Enem, prouni, cotas e mais siglas e abreviamentos. Nem vou tentar ajudar.
Escutamos o sinal de término do recreio. Todos nos dirigimos para as salas de aula. Parecemos um bando de resignados. O ruído da sirene foi substituído pelo canto Gregoriano, música de velho. Continuamos nossas conversas caminhando para o remate. Ninguém atrasa. Somos o adereço que embeleza e finaliza essa obra de disciplina. É muito bala observar a nós mesmos. No final, também, não sei se deveria ser diferente. De qualquer jeito, escolhi estar aqui.
Apenas, que em alguns lugares a desilusão é maior que em outros. Sei lá, é que eu queria que fosse diferente. Mais gostoso, com mais vida. As aulas de história, por exemplo, aprendo mais nos filmes que vejo no cinema, quase nada com os trabalhinhos copiados da internet. Não se tem o que fazer. É isso, faltam os debates, as disputas das ideias sem chiliques. Preciso de professores que me façam falar sem ter um faniquito de ar comprimido. Discutir as minhas ideias. Mostrar o que pensamos e o que achamos disso ou daquilo. Parece que os professores têm medo da nossa língua e dos seus ouvidos. Queremos nos mostrar para quem quiser ver.

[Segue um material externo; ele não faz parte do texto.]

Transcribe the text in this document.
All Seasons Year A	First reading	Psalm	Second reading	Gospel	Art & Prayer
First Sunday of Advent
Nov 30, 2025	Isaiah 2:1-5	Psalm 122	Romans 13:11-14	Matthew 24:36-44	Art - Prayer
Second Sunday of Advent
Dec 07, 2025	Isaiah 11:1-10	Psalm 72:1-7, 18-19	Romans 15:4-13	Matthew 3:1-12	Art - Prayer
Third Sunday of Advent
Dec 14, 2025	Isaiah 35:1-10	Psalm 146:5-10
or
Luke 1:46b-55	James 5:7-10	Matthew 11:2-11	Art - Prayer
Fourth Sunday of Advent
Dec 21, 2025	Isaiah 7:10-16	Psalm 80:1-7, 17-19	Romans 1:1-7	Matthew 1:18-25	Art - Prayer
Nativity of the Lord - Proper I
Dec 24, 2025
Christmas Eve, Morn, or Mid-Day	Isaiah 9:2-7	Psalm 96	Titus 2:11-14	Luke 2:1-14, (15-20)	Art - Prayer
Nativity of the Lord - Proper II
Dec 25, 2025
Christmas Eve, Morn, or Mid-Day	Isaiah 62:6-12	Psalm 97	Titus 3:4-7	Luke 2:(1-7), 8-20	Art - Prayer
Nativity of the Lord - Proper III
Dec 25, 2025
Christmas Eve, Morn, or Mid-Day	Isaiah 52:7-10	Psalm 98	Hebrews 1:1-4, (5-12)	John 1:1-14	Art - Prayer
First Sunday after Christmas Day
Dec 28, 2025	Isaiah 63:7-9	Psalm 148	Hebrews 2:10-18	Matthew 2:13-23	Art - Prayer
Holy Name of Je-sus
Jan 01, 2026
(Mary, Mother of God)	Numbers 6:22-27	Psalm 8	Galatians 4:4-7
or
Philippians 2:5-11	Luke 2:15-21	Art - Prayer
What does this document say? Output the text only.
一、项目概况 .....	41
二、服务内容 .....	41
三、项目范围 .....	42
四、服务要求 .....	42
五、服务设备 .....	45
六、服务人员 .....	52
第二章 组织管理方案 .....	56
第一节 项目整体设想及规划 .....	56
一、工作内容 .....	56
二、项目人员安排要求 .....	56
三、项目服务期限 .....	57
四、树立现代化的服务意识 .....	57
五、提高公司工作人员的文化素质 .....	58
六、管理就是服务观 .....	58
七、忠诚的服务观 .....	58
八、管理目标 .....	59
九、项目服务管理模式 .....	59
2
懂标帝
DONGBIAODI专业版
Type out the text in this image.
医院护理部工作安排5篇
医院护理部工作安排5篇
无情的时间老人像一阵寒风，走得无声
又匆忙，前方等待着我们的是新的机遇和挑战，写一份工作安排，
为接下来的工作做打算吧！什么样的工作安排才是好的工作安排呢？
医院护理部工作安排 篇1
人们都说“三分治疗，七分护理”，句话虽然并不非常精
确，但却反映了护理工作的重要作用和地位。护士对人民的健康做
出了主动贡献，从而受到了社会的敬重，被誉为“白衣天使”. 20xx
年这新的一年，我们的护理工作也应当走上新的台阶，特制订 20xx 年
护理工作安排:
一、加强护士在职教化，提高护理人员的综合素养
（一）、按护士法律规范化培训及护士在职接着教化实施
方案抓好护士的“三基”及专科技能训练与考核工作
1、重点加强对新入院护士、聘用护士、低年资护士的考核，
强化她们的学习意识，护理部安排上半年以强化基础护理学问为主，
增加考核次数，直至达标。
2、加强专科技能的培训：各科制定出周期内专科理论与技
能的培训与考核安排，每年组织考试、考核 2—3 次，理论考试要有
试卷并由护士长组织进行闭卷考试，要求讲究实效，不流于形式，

Em todo caso, já estou no brete da porta, uso a bombinha, mais um passo e pronto, preciso sentar. As patricinhas também entram e o mundo irreal vem com elas. Ainda discutem o lance da fila. Os guris caminham pela sala e fazem troça um com o outro
(O Gustavo amarelou!) (Garfão, dá um tempo.) (Amarelou!) (O que foi?)
Quer saber o Paulo Ricardo, já se deliciando com a brincadeira
(Não tem nada.) (Gustavo, te conheço mais que qualquer um.) (A Lúcia do segundo ano encarou de frente e ele esfumaçou.) (Não acredito.) (Garfão, vai caminhar, vai!) (Gustavo foi alvejado.)
Aquela caçoada só tinha um jeito de acabar, e não adiantava paciência, e não adiantava abuso
(Bem, queridos alunos, o recreio já acabou. Vamos sentar.)
Essa é a irmã Delcina, professora de ensino religioso. Logo, já estaremos rezando. Ela entra com a sua malinha marronzinha escura, bem velhinha, caindo aos pedaços. Passinhos pequeninos e mudos.
Olha na volta, tem um pequeno sorriso nos lábios.
Pede silêncio.
Não entende que vivemos a vida de pernas pro ar. Acho que não entende, mas de qualquer maneira calamos. A vida para.